Swiss company A concluded in December 2008 a loan agreement with Swiss company B over CHF 200'000. Company B used the first CHF 100'000 for a loan to be granted unsecured to Swiss company C so that Company C was able to pay its debts of appr. CHF 100'000 vis à vis various of its creditors, in particular Swiss company D (CHF 20'000). In August 2011, Company B was declared bankrupt. Subsequently, Company A filed a court action against an individual who was at the same time board member of Companies B and D, requesting under various legal titles the repayment of around CHF 130'000.
"The highest court in Switzerland recalled that duties of Swiss corporate board should be reviewed under the "business judgement rule."
Both the District and the Supreme Court of the Canton of Schwyz dismissed the court action filed for repayment of appr. CHF 130'000 made under the loan granted by Company B to Company C. The Swiss Supreme Court reviewed both cantonal court decisions applying a very limited so-called "arbitrary test". In other words, the highest court in Switzerland reminded the parties in court that duties of Swiss corporate board members continue to be reviewed under the "business judgement rule", which means that corporate boards in Switzerland - when questioned about failed business projects - must only demonstrate in court or elsewhere that their decision making process was reasonable based on the knowledge of facts at the time when the decision took place, what includes reasonable business assumptions for the future.
"In light of this common and mutual interest in Project X, the unsecured loan granting by Company B towards Company C was reasonable."
Companies A, B and C were all mutually involved in certain real estate development projects, whereby Company C was owner of a variety of land parcels on which all three companies wanted to realize a further real estate project (a hotel compound; Project X). In light of this common and mutual interest of all three parties in Project X, the unsecured loan granting by Company B towards Company C was reasonable according to the Swiss Supreme Court as the bankruptcy of Company C in the year 2008/9 could be avoided, whereby local competitors would have probably picked up the land parcels under the envisaged Project X to realized their own hotel project. At the same time, it was acknowledged by all court parties that the monies under the unsecured loan were used to pay debts of Company C that were unrelated to Project X.
"The Swiss Supreme Court dismissed the analogical application of Swiss banking regulations, under which a lump risk had clearly been given."
The Swiss Supreme Court did not share Company A's allegation, that the unsecured loan from Company B to Company C constituted a lump risk. Firstly, the Swiss Supreme Court dismissed the analogical application of Swiss banking regulations - under which a lump risk had clearly been given - to a Swiss real estate developing company (i.e. Company B).
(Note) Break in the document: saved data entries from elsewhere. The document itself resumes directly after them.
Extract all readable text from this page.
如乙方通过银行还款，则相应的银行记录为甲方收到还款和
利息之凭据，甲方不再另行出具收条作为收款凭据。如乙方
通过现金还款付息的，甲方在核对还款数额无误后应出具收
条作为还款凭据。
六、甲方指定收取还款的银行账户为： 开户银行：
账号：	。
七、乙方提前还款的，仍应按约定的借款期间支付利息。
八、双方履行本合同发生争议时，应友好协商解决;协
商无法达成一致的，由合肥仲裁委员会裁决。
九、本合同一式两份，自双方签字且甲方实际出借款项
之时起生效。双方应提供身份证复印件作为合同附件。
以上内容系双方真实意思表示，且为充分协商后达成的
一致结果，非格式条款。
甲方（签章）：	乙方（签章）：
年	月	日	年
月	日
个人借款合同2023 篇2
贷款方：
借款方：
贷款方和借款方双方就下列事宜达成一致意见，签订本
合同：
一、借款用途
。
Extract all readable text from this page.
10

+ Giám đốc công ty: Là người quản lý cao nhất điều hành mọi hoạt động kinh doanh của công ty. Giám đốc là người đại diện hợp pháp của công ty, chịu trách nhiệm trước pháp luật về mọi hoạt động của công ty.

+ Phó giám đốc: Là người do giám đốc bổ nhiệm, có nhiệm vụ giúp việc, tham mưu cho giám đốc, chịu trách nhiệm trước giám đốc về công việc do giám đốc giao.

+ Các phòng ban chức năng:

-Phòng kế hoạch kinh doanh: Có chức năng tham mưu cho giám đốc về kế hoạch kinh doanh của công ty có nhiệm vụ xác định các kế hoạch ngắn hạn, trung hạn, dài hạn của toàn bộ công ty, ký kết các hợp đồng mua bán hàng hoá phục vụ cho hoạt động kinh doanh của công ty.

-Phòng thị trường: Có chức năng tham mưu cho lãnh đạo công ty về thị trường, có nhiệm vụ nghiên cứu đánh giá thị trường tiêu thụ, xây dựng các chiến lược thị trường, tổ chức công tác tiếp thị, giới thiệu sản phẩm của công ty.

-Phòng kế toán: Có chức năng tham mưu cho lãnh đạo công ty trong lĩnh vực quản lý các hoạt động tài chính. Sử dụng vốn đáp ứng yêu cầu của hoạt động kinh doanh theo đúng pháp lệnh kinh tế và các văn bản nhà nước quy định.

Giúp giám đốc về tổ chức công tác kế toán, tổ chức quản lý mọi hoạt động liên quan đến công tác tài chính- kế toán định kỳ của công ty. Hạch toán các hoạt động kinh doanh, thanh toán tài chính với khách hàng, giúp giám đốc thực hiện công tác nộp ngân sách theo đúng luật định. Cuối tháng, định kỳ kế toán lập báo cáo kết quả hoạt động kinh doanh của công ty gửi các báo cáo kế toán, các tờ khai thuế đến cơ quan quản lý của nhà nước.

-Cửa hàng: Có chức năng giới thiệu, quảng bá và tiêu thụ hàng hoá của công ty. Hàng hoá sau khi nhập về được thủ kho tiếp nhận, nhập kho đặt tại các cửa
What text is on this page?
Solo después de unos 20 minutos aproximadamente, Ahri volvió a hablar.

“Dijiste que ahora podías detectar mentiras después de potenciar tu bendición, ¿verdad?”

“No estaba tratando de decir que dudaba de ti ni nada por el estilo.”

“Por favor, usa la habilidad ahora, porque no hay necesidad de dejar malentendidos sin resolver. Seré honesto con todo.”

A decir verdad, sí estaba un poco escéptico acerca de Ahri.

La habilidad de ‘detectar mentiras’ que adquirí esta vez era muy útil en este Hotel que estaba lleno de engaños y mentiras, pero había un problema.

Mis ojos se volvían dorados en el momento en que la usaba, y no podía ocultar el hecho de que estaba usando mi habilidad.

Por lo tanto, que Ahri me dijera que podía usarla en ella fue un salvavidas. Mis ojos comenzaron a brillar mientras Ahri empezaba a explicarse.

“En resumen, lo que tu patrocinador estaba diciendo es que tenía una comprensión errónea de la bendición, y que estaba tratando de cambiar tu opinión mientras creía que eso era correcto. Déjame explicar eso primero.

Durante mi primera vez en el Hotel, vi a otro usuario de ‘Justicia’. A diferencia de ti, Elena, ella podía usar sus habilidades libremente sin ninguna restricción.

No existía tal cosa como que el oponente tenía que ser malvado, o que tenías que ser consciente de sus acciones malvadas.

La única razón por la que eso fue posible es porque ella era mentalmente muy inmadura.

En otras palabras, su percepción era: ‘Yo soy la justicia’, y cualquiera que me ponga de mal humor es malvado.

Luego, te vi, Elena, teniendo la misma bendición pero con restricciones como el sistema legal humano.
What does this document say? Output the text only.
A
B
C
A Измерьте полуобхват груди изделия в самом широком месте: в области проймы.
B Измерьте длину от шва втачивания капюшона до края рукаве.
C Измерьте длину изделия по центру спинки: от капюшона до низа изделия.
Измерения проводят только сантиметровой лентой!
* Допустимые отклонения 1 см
The highest court in Switzerland compared the overall assets of Company B in the amount of CHF 430'000 in August 2008 with the initial loan amount of CHF 100'000 at that time w/o saying as to whether a 25 percent lump risk is acceptable.
"The Swiss Supreme Court held that real estate developing companies are often engaged in just a few projects, so lump risk considerations should be applied against this background."
It held, however, that Company B was at the time not only engaged in the development of Project X, but in two other projects as well. The Swiss Supreme Court further held that real estate developing companies are quite often engaged in just a few projects, thereby implying that lump risk considerations should be applied against this business background. Finally, it argued that the loan served Company C to avoid bankruptcy proceedings for almost two years (December 2008 to August 2011; see above), and it confirmed the claimant's view that the defending board member had a conflict of interest when acting as a board member of both Companies B and D in terms of the CHF 20'000 granted by Company B to Company D (see again above).